I’ve successfully authenticated xwiki with Okta OIDC, but since there is no logout, this renders the OIDC interface unusable/impractical for production use or am I missing something? Did I miss the documentation on the proper URL to call for logout or is the logout function still missing?

It was pretty straight forward to set up with Okta once I figured out the proper login URI. Here is the login redirect URI I used with Okta that got me in:

http://<your_URL_here>:80/oidc/authenticator/callback

<your_URL_here> would be something like wiki.domainname.com

sbernhard · December 3, 2020, 10:38pm

First of all, I found a cool addition to enter a redirect uri to the logout scheme:
http://auth-server/auth/realms/{realm-name}/protocol/openid-connect/logout?redirect_uri=encodedRedirectUri ,

Unfortunately, the whole logout process doesn’t work right now in keycloak. Don’t know why. Maybe related because of using SAML authentication on keycloak for another app, too.

jwielsch · December 4, 2020, 4:15am

Hi @sbernhard

find the drawer.vm in the /skins/flamingo folder an edit it. search the line with <a href="$xwiki.getURL('XWiki.XWikiLogout', at the beginning. Edit the following and change the whole line:

<a href="$xwiki.getURL('XWiki.XWikiLogout', 'logout', "xredirect=https://KEYCLOAK-SERVER/auth/realms/master/protocol/openid-connect/logout?redirect_uri=ADDRESS_TO_BE_SHOWN_AFTER_LOGOUT"")" id="tmLogout" rel="nofollow">$services.icon.renderHTML('log-out') $escapetool.xml($services.localization.render('logout'))</a>

Afterwards no reboot is needed. Just reload a page.

Logout will work without problems. I use this for some month now witout problems.

Remember to edit it again, after an update!

jwielsch · December 4, 2020, 6:58am

Hmm. I use SAML for Nextcloud and Wordpress - and OpenID for Wekan and XWiki. For me it works great.

sbernhard · December 20, 2020, 8:18am

Works. Thank you very much.

MartinBuber · January 19, 2021, 12:56am

Hi all, my workaround is essentially that described by @jwielsch and @sbernhard at post #16, however, I used the Administer Wiki tools to override drawer.vm in my xwiki’s active skin, rather than edit the file directly on the server – hopefully this step means the change will persist across upgrades etc.

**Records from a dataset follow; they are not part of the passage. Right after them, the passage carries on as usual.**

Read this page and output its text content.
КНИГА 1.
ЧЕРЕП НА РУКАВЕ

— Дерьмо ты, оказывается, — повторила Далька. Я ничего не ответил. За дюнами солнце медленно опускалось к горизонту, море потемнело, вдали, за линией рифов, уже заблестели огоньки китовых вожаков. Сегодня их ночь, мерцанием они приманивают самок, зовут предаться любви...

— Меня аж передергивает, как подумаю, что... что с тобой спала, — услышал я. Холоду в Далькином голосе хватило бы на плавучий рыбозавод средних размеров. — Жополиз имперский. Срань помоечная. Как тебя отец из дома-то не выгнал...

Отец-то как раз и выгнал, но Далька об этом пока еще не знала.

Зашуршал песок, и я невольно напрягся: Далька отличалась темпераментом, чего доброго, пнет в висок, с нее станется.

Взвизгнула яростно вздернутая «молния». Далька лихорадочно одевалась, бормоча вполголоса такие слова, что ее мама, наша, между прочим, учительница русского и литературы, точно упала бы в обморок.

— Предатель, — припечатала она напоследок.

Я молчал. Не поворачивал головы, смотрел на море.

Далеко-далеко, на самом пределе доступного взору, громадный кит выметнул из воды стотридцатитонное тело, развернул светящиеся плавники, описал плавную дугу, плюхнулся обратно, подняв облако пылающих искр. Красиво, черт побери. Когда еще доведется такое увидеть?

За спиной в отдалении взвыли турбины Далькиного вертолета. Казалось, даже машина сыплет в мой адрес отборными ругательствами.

Logged in as an administrator > Drawer > Administer Wiki > Look & Feel > Themes > Skin > Customize > Edit this skin > Add a new overriding template names drawer.vm > paste the full contents from server-side file with relevant edit described above > Save

Also, in my case, the location server-side was /usr/local/tomcat/webapps/ROOT/skins/flamingo/drawer.vm
(I’m running the Docker image xwiki:lts-mysql-tomcat)

The above is with the line
oidc.endpoint.logout=https://KEYCLOAKSERVER/auth/realms/demo/protocol/openid-connect/logout
commented out in xwiki.properties. I tried with this line active but I did not see a change in behavior.

jwielsch · January 21, 2021, 8:44am

@MartinBuber

Just for the record: Does ist work? If yes, one should update the official documentation.